What does Jesus mean in Matthew 19:24 when He said it is easier for a camel to go through the eye of a needle than for a rich man to enter the kingdom of God? Is “the eye of a needle” a small little door in Israel when people have to unload their things from a camel to enter the old city?

There have been some interpretation talking about small side entrances into larger Jewish cities where one could gain a quick access to the city. But the gate was so low and tiny that the merchant’s accompanying camel would have to kneel down to pass or it would not pass at all. The problem is that existence of these tiny gates has never been confirmed.  The real meaning of Jesus is simply “impossibility.” Jesus uses a hyperbole statement, a figure of speech that exaggerates for emphasis (see also a “plank” in one’s eye in Matt 7:3-5 and swallowing a camel in Matt 23:24).
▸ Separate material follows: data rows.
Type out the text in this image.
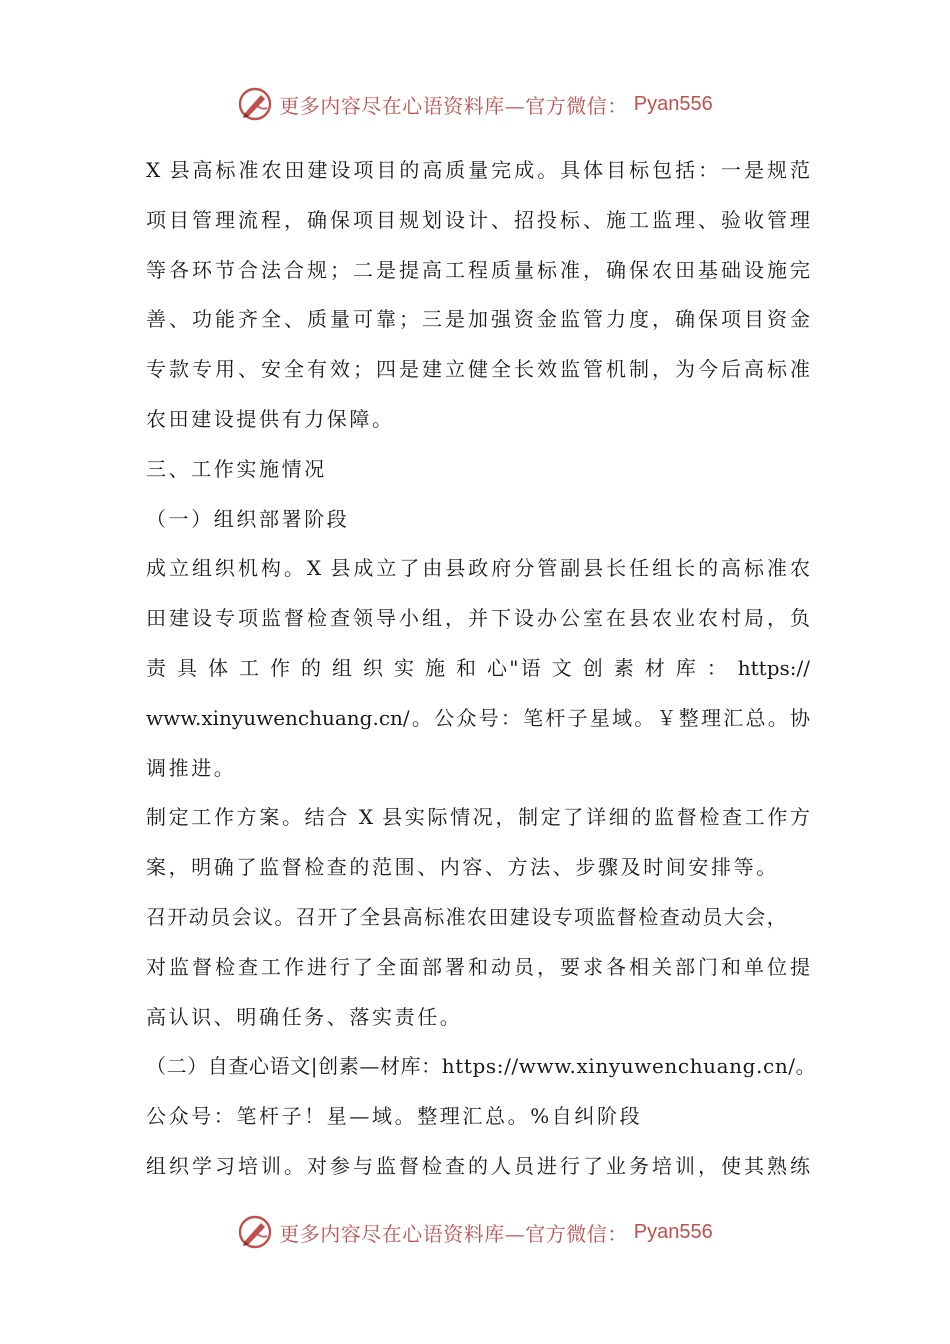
更多内容尽在心语资料库—官方微信： Pyan556
X 县高标准农田建设项目的高质量完成。具体目标包括：一是规范
项目管理流程，确保项目规划设计、招投标、施工监理、验收管理
等各环节合法合规；二是提高工程质量标准，确保农田基础设施完
善、功能齐全、质量可靠；三是加强资金监管力度，确保项目资金
专款专用、安全有效；四是建立健全长效监管机制，为今后高标准
农田建设提供有力保障。
三、工作实施情况
（一）组织部署阶段
成立组织机构。X 县成立了由县政府分管副县长任组长的高标准农
田建设专项监督检查领导小组，并下设办公室在县农业农村局，负
责 具 体 工 作 的 组 织 实 施 和 心"语 文 创 素 材 库 ： https://
www.xinyuwenchuang.cn/。公众号：笔杆子星域。￥整理汇总。协
调推进。
制定工作方案。结合 X 县实际情况，制定了详细的监督检查工作方
案，明确了监督检查的范围、内容、方法、步骤及时间安排等。
召开动员会议。召开了全县高标准农田建设专项监督检查动员大会，
对监督检查工作进行了全面部署和动员，要求各相关部门和单位提
高认识、明确任务、落实责任。
（二）自查心语文|创素—材库：https://www.xinyuwenchuang.cn/。
公众号：笔杆子！星—域。整理汇总。%自纠阶段
组织学习培训。对参与监督检查的人员进行了业务培训，使其熟练
更多内容尽在心语资料库—官方微信： Pyan556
In this context, those who are rich tend to trust in their riches and lose focus from God, thus jeopardizing access to the eternal life. We cannot be saved on the basis of our own merits or riches. Interestingly enough, the Jewish rabbinical literature mentions another animal passing through the eye of a needle as the same equivalent of impossibility: an elephant. The rabbinic Talmud was produced in Babylon where the biggest animal was elephant while in Jesus’ Israel the biggest animal was camel.